142857

Here's a puzzle:

• Multiply $142857$ by $2$ and you get $285714$ which has the same digits
• Multiply $142857$ by $3$ and you get $428571$ which has the same digits
• Multiply $142857$ by $4$ and you get $571428$ which has the same digits

 In fact you keep getting permutations of $142857$  till you get to a multiple of $7$ at which point you get $999999$.

 Why?

I can't remember now how I figured it out, but I do remember not being able to sleep, then having some sort of eureka moment and running downstairs in the middle of the night to scribble down the answer.

The solution involves some group theory, which I studied last century when I did my Maths degree at Bristol.  Periodically I have a little panic that I've forgotten everything I learned there, and I refresh my memory.  I think it must have been after one of these episodes that my subconscious linked it to this strange number that I probably first came across at school.  Anyway, the solution....

Consider the set

$$
G = {x \in \mathbb{N}^{+}: x \lt 1000000}
$$

i.e. integers strictly between 1 and 999999 inclusive.  Then define a group operator by

$$
ab = (a + b) mod 10^6 + \Big\lfloor\frac{a + b}{10^6}\Big\rfloor
$$

i.e. addition modulo 1 million but with an extra 1 added in if there is a carry.  It's easy to see that this is closed in G.  It is also easy to see it meets the 3 axioms that define a group

• $\forall a,b,c: (a b) c = a (b c)$
• $\exists I: \forall a, I a = a$ (in this case it's $999999$)
• $\forall a \exists a^{-1} : aa^{-1} = I$ (it's just $999999 - a$)

 Now the number of elements of $G$ is $999999$ and $7$ divides $999999$.  It turns out that if a prime $p$ divides the order of a group then there must be a subgroup $\{a^0,a^1,...,a^{p-1}\}$.

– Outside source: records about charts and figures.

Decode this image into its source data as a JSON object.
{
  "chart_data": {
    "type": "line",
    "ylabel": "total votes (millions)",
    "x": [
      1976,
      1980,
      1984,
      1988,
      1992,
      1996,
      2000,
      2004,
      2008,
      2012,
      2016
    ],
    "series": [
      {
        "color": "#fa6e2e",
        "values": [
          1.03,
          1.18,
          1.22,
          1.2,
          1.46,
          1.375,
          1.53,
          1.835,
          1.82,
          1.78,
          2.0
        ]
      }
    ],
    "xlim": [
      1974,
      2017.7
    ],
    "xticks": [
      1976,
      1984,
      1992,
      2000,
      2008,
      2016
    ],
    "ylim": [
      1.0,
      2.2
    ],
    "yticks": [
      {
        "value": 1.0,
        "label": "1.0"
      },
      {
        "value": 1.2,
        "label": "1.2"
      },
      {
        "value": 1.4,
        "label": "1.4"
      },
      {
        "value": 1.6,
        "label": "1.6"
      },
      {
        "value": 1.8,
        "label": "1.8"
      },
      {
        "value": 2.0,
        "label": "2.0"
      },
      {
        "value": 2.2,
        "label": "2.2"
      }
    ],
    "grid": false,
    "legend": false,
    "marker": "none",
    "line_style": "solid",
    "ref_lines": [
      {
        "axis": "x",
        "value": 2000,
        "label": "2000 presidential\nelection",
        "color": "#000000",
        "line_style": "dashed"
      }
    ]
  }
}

(I think the way you prove this is by induction on the order of $G$. I.e. pick a random element $x \in G$, let $H$ be the subgroup containing powers of $x$, if $x$ is not of order $p$ (or a multiple of $p$) then $G/H$ must have a $y$ in it of order $p$.)

Now since $142857$ times $7$ is $999999$ (the identity) then $142857$ must be of order 7 and so must be in the subgroup. w.l.o.g. we can set

$$
a = 142857

$$

So, are we any closer to answering the question: why are multiples of $142857$ all permutations?  Yes, we are!  If $x \in \{a^0,a^1,...,a^{p-1}\}$ then what does $x^{10}$ look like?  Well, going back to the definition of the group operator we can see that it involves multiplying the number by ten and adding the carry. I.e. taking to the power of 10 means rotating the digits by one.  So

$$
142857^{10} = 428571 \\
428571^{10} = 285714 \\
285714^{10} = 857142 \\
857142^{10} = 571428 \\
571428^{10} = 714285 \\
714285^{10} = 142857
$$

Each one of these 6 numbers  must be in $\{a^0,a^1,...,a^{p-1}\}$, but this is just

$$
\{999999, 142857, 142857 \times 2, ..., 14285 \times 6\}
$$

So all multiples of 142857 up to and including 6 must be in fact rotations of the digits.